The FDA normally conducts about 160 routine inspections per week, but FDA Commissioner Scott Gottlieb told the Washington Post that a legal guidance from the 2013 shutdown precludes the FDA from conducting regular inspections during budget shortfalls. “We are doing what we can to mitigate any risk to consumers through the shutdown,” he said.
So what exact safeguards are we losing and how much do they matter?
The suspension of routine inspections will most directly impact the FDA’s preventative functions like evaluating the need for recalls. Its outbreak-detection and drug-testing operations should continue unaffected.
Routine inspections typically involve an FDA official visiting a facility and checking for visual indicators of unsanitary conditions, such as animal feces, and general disorder.
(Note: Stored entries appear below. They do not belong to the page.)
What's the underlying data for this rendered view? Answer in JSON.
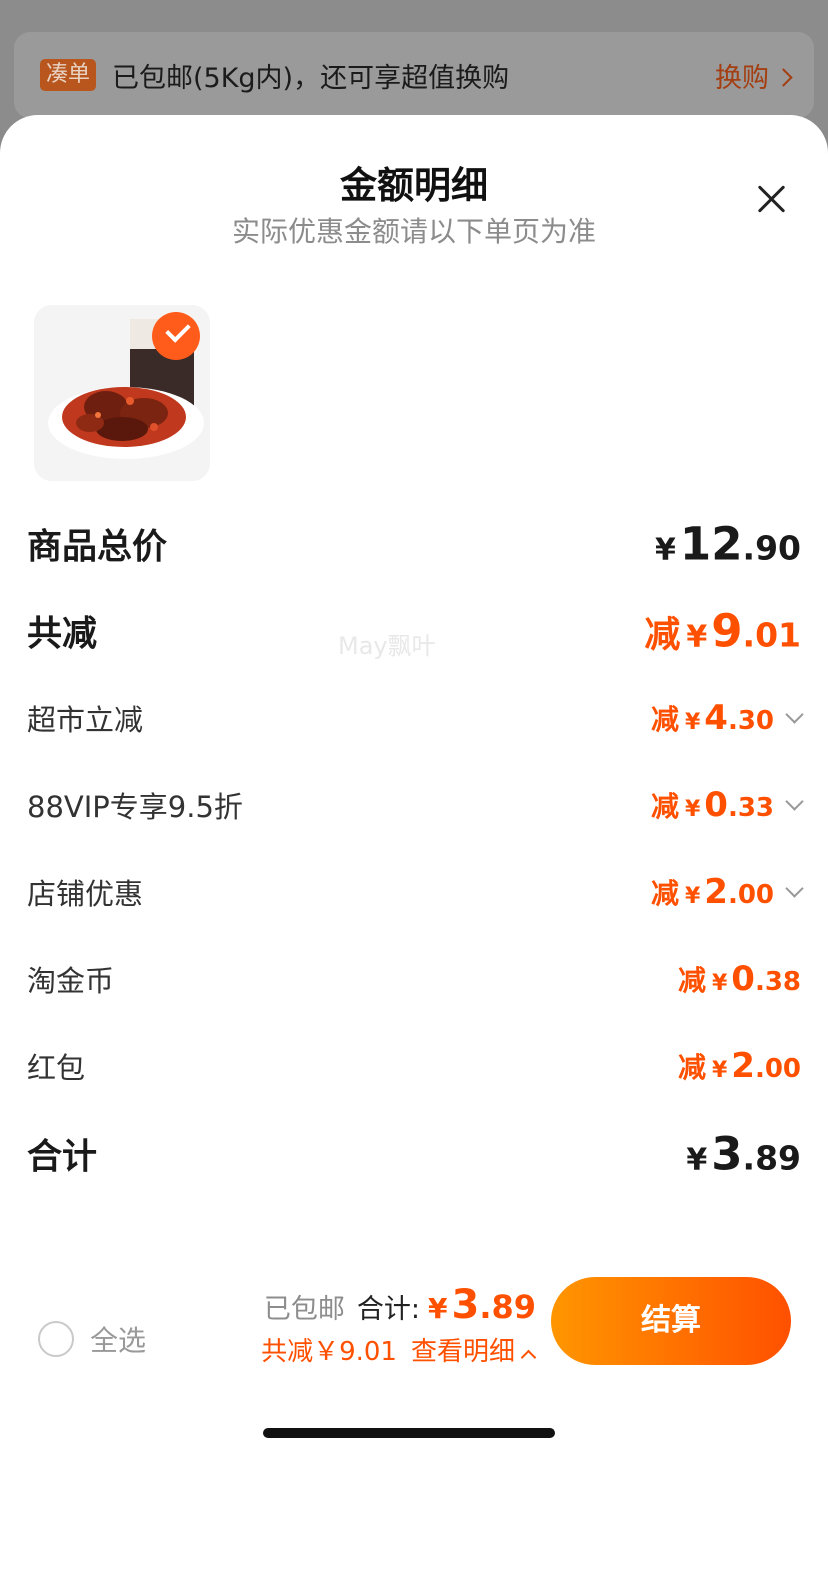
{
  "promo": {
    "tag": "凑单",
    "text": "已包邮(5Kg内)，还可享超值换购",
    "link": "换购"
  },
  "sheet": {
    "title": "金额明细",
    "subtitle": "实际优惠金额请以下单页为准"
  },
  "rows": {
    "goods_total": {
      "label": "商品总价",
      "symbol": "¥",
      "int": "12",
      "dec": ".90"
    },
    "total_discount": {
      "label": "共减",
      "prefix": "减",
      "symbol": "¥",
      "int": "9",
      "dec": ".01"
    },
    "supermarket": {
      "label": "超市立减",
      "prefix": "减",
      "symbol": "¥",
      "int": "4",
      "dec": ".30"
    },
    "vip": {
      "label": "88VIP专享9.5折",
      "prefix": "减",
      "symbol": "¥",
      "int": "0",
      "dec": ".33"
    },
    "store": {
      "label": "店铺优惠",
      "prefix": "减",
      "symbol": "¥",
      "int": "2",
      "dec": ".00"
    },
    "coins": {
      "label": "淘金币",
      "prefix": "减",
      "symbol": "¥",
      "int": "0",
      "dec": ".38"
    },
    "redpacket": {
      "label": "红包",
      "prefix": "减",
      "symbol": "¥",
      "int": "2",
      "dec": ".00"
    },
    "total": {
      "label": "合计",
      "symbol": "¥",
      "int": "3",
      "dec": ".89"
    }
  },
  "watermark": "May飘叶",
  "footer": {
    "select_all": "全选",
    "free_shipping": "已包邮",
    "total_label": "合计:",
    "total_symbol": "¥",
    "total_int": "3",
    "total_dec": ".89",
    "discount_text": "共减￥9.01",
    "details_link": "查看明细",
    "checkout": "结算"
  },
  "colors": {
    "accent": "#ff5000",
    "button_gradient_start": "#ff9600",
    "button_gradient_end": "#ff5000"
  }
}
Inspectors will also interview employees and managers and take environmental swabs and product samples.
“Depending on the level of infraction or problem that’s detected, you could potentially trigger a recall,” says Patrick Baur, a postdoctoral fellow at UC–Berkeley’s Department of Environmental Science, Policy, and Management. “Recalls of that nature are preventative and hopefully happen before anybody gets sick.”
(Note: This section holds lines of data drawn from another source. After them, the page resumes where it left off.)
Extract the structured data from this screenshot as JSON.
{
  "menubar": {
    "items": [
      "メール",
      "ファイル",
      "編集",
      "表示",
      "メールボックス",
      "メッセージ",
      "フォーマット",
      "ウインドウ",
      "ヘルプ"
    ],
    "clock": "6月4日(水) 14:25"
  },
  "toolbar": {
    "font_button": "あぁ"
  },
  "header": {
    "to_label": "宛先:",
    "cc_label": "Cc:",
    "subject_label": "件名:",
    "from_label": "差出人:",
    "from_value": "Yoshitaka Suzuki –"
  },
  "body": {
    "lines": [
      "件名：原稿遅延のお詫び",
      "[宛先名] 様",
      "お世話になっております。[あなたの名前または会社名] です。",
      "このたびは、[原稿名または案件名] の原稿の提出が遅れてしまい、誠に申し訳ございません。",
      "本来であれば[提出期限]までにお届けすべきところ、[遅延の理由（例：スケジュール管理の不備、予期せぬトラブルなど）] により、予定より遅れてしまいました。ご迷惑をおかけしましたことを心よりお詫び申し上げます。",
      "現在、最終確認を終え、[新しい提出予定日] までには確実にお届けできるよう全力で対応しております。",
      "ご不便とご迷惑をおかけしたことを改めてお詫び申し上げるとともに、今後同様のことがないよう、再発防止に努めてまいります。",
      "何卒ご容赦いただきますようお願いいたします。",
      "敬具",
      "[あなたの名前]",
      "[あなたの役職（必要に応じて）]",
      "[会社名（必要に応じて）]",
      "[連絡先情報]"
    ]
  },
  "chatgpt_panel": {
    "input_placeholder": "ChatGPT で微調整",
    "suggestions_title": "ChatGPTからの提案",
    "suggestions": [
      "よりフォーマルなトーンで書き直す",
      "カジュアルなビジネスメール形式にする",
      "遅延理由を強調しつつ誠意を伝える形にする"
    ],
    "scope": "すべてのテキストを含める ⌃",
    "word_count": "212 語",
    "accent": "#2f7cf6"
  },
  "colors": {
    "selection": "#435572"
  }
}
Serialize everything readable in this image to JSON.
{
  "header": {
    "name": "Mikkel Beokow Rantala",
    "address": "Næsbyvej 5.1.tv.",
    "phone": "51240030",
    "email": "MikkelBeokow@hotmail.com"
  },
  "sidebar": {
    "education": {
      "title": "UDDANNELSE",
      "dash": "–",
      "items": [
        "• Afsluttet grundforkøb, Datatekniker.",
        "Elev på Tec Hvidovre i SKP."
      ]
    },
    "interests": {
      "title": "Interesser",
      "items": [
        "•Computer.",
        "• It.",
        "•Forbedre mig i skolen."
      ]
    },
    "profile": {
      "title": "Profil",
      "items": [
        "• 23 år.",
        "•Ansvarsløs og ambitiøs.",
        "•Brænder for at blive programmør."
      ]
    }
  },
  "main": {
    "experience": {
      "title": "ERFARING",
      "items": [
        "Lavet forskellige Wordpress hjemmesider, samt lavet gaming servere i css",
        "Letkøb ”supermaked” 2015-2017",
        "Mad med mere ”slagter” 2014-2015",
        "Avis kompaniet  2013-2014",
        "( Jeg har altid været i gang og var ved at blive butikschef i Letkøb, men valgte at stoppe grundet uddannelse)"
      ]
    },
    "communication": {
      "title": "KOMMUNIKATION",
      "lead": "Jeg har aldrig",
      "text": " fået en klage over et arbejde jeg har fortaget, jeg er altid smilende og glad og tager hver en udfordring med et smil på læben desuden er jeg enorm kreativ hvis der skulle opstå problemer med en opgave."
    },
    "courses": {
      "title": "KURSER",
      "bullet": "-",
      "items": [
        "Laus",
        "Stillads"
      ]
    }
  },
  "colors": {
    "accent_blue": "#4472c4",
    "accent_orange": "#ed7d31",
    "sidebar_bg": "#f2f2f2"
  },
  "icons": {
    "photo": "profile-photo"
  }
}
FDA food inspectors responded to a number of high-profile food contamination emergencies last year, including two multi-state E. coli outbreaks linked to tainted romaine lettuce and a large-scale salmonella outbreak linked to cage-free eggs.
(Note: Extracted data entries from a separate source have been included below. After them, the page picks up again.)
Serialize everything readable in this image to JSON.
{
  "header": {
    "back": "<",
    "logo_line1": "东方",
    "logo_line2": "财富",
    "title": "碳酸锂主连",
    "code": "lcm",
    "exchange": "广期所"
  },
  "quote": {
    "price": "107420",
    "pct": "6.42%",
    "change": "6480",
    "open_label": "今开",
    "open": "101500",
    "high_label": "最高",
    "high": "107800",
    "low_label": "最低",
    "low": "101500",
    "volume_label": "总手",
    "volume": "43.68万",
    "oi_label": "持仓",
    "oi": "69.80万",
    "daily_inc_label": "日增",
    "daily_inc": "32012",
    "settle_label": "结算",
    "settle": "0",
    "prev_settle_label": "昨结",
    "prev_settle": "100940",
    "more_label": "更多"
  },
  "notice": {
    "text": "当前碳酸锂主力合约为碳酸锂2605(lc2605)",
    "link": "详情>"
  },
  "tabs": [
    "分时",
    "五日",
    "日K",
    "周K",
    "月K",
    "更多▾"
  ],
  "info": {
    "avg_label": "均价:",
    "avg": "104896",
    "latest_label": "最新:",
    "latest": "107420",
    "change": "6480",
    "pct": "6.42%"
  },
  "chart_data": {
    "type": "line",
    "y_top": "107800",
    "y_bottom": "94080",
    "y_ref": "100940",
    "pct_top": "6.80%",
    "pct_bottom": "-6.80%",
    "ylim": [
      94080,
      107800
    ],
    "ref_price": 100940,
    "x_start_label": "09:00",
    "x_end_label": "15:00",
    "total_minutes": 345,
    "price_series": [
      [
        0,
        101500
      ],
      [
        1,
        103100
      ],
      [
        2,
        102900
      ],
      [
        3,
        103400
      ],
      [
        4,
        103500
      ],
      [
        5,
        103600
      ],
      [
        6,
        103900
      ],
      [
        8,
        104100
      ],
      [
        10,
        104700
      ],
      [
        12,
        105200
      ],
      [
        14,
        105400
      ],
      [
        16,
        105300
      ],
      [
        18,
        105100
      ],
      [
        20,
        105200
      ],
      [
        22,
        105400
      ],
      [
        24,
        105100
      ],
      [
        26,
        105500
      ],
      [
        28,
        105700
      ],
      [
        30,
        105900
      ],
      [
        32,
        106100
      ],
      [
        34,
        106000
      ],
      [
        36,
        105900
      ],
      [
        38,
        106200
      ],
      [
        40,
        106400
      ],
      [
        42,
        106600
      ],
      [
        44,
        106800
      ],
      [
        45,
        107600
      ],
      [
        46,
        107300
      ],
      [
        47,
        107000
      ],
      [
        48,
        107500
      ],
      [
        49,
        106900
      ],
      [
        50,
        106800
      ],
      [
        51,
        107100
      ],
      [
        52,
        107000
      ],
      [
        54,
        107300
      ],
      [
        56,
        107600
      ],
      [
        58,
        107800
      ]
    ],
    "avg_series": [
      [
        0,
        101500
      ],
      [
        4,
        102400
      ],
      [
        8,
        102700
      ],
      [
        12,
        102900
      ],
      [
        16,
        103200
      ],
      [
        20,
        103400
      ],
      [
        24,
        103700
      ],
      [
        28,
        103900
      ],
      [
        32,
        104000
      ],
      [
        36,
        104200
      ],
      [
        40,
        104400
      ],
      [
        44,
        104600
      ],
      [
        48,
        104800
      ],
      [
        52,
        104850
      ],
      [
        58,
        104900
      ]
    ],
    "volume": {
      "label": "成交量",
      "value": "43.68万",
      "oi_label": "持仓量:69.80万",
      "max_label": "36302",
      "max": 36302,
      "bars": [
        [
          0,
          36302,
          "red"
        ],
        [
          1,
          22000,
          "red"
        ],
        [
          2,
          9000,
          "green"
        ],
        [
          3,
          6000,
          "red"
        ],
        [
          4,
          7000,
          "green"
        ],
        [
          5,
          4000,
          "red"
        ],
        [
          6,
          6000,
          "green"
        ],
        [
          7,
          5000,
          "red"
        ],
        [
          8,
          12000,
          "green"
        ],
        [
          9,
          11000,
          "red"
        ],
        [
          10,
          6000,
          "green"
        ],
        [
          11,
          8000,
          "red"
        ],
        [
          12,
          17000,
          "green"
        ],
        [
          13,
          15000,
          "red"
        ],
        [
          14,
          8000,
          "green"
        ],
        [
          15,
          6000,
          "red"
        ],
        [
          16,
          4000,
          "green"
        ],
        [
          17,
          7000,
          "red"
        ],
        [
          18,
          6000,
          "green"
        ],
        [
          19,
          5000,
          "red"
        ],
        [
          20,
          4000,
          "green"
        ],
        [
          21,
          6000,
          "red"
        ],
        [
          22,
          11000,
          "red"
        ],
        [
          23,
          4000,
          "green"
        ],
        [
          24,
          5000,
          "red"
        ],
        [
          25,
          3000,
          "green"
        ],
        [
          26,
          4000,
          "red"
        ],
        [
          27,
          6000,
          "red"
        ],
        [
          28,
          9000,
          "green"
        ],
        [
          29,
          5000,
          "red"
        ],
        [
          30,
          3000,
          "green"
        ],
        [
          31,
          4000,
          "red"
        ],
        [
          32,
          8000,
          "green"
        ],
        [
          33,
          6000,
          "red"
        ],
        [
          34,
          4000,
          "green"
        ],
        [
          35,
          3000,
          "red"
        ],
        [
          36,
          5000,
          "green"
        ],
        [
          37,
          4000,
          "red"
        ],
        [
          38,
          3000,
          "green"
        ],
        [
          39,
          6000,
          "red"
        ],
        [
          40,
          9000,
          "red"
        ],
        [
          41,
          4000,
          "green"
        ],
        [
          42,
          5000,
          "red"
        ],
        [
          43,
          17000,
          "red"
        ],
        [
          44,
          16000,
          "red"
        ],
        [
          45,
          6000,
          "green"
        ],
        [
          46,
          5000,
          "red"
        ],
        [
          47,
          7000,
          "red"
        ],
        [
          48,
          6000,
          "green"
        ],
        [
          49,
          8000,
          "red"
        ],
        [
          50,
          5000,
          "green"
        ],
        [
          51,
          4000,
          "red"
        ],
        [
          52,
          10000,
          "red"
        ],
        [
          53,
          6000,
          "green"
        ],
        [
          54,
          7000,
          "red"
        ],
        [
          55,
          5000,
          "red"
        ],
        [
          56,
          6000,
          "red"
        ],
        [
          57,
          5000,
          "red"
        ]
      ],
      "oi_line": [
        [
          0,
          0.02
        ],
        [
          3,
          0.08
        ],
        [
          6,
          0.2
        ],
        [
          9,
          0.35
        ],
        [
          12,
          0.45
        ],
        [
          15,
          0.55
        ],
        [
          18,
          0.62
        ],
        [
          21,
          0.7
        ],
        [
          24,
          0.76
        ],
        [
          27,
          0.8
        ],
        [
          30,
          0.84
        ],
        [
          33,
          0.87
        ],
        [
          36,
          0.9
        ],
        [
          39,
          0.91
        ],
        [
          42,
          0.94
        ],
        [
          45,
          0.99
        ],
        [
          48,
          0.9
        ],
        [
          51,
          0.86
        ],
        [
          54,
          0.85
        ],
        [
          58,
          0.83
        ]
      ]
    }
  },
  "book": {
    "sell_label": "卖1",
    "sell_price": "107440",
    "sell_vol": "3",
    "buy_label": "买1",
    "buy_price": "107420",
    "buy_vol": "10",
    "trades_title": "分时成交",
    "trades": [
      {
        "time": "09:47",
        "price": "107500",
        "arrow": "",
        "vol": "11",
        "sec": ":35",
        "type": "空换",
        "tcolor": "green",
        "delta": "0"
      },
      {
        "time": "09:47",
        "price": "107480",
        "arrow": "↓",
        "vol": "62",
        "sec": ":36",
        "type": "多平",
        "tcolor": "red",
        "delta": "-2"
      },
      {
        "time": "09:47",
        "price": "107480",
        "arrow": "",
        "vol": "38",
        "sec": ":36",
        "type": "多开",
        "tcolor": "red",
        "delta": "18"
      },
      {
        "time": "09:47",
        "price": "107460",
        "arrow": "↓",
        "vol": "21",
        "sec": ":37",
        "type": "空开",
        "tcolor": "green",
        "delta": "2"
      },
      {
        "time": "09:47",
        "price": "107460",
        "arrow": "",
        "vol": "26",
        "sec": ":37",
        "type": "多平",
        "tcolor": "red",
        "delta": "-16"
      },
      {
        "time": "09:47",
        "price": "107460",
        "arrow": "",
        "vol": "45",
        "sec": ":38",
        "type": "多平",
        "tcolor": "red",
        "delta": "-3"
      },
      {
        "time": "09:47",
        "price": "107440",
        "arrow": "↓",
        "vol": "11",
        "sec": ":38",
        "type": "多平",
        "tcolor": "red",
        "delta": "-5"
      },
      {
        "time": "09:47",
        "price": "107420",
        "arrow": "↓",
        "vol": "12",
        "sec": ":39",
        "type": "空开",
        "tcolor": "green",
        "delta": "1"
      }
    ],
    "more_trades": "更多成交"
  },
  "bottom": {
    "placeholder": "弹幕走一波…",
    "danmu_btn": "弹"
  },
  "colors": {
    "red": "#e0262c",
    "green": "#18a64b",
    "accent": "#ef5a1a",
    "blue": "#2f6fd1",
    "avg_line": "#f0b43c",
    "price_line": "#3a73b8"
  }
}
As long as the shutdown persists, America’s food supply chain will generally be less equipped to prevent these types of outbreaks. Gottlieb has said that he is attempting to bring back food inspectors by next week to visit facilities that process high-risk foodstuffs like seafood, soft cheeses, and vegetables.
One of the main problems with this stopgap measure is that the FDA has not publicly enumerated everything it considers high-risk. “[The FDA] was supposed to have issued regulations for how they determined and dealt with high-risk facilities,” says Jaydee Hanson, a senior policy analyst at the Center for Food Safety. “They didn’t get that done,” as is required under the Food Safety Modernization Act. Without clear high-risk determinations, it’s unclear whether the FDA will bring inspectors to check on foods like melons, which have a history of listeria contamination.
Baur additionally suggested that consigning inspectors to do their work without pay may pose a morale issue with a job that is already taxing. Indeed, inspectors are often not well paid, incur many out-of-pocket expenses, and have to be on the road for long stretches of time. “The human toll of requiring inspectors to work without getting paid raises real public safety questions,” says Baur. “How long are they going to be able to do their jobs well under those pretty horrendous working conditions?”
For the time being, average food consumers can only really sit back and hope that the shutdown ends soon. Hanson says that he isn’t telling anyone to take steps like avoiding salads at this time, but adds that he’s personally decided to abstain due to the food inspection suspension.
Baur argues that it’s difficult for people to try to determine what is and isn’t safe to eat given the current lack of inspections. “The safety of the nation’s food supply is something that has to be handled at a systemic level,” he says. “It’s just completely unpractical and frankly impossible to expect individuals to manage that on their own.” He is also concerned that ceasing routine inspections may erode public faith in food safety systems. “The more pernicious effect of this shutdown is to add to the natural anxiety about whether or not we can trust our food.”